The entities in this section represent a variety of sub-industries that were all affected by the pandemic in a unique way. Overall, it appears that the companies that were able to create cost efficiencies and see a notable recovery in volume increase their guidance figures, while those who dealt with increasing expenses and continued volume variability decreased or did not provide guidance.

Conclusion

Although each industry and operator reacted to the pandemic uniquely, the overall outlook among these operators remains positive. Comparing the most recent guidance figures to CY 2019 performance, eight out of eleven operators with sufficient guidance data expect higher revenue in CY 2021 according to their most recent Q2 2021 earnings reports. Furthermore, nine of the same eleven operators estimate similar performance with adjusted EBITDA.

Comparing Q2 2021 guidance to the CY 2020 estimates released before the pandemic can provide additional insight on which companies not only survived but continued to grow throughout the COVID-19 pandemic. Eight out of the eleven operators expect CY 2021 revenue to exceed estimated revenue levels at the beginning of CY 2020. Additionally, ten out of eleven predict similar trends with adjusted EBITDA. However, it is interesting to note that some of these operators, specifically in the Acute Care Hospital sectors, expect CY 2021 estimates to outperform CY 2020 estimates only by a slim margin. Since these operators are only predicting a small amount of revenue and adjusted EBITDA margin expansion from 2020 to 2021, it appears they might not have experienced normal levels of development throughout the pandemic. The Post-Acute Care and Home Health & Hospice operators, on the contrary, expect to significantly outperform pre-COVID CY 2020 estimates in 2021, illustrating that these two sub-industries may not have experienced a “lost year” of growth in 2020 as a result of the COVID-19 pandemic.

Lastly, to understand how these operators’ performance has trended throughout CY 2021, we have compared the most recent CY 2021 guidance figures to those released during the Q4 2020 earnings calls. Nine out of eleven companies have adjusted revenue guidance to levels at or above the initial figures, and ten out of the eleven have either increased adjusted EBITDA estimates or left them equal. Based on these statistics, it appears operators have successfully started CY 2021.
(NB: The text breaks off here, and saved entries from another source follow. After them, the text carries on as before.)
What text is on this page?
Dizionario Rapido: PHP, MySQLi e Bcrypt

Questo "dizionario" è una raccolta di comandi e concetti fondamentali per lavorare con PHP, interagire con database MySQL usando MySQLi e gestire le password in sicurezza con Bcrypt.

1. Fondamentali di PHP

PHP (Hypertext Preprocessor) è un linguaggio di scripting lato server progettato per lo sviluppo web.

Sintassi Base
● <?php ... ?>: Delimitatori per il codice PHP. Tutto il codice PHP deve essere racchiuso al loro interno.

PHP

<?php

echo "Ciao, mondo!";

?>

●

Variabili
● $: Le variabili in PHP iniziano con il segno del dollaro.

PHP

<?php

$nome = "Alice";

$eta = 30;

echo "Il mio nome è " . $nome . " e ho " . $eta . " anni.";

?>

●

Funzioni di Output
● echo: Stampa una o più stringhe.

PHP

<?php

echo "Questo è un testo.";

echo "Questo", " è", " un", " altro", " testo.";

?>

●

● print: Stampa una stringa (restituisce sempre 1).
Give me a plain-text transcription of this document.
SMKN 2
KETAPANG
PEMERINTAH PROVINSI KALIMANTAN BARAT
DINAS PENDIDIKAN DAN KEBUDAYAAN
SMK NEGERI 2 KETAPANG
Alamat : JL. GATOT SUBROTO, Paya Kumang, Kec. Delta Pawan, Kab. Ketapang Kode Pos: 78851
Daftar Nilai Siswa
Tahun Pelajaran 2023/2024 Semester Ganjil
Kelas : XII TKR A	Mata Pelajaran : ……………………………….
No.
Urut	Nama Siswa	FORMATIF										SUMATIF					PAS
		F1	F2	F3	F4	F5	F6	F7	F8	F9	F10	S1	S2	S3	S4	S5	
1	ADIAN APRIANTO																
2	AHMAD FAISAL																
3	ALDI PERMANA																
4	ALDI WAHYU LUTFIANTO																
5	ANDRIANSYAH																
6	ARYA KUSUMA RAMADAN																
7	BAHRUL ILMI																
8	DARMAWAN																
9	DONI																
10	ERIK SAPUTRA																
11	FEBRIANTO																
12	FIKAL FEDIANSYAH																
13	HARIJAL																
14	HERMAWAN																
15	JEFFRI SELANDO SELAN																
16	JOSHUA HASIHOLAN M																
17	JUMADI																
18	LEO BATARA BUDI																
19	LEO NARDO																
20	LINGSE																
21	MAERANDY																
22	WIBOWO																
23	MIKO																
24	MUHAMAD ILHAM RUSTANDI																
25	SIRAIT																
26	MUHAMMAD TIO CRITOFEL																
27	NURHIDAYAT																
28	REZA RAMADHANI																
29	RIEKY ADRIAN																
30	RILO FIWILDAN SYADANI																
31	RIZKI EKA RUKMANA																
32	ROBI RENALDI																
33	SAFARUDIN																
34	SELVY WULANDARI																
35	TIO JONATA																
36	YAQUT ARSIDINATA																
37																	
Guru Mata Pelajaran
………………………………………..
Despite the lingering COVID-19 pandemic, it appears healthcare operators are optimistic about the recovery of their revenue and Adjusted EBITDA metrics over pre-pandemic levels. Further, many healthcare operators have taken the past year and a half to implement new strategies that will allow them to become more efficient long-term. Overall, it appears the healthcare operators have adapted during these times and are optimistic about their future performance despite the lingering COVID-19 pandemic.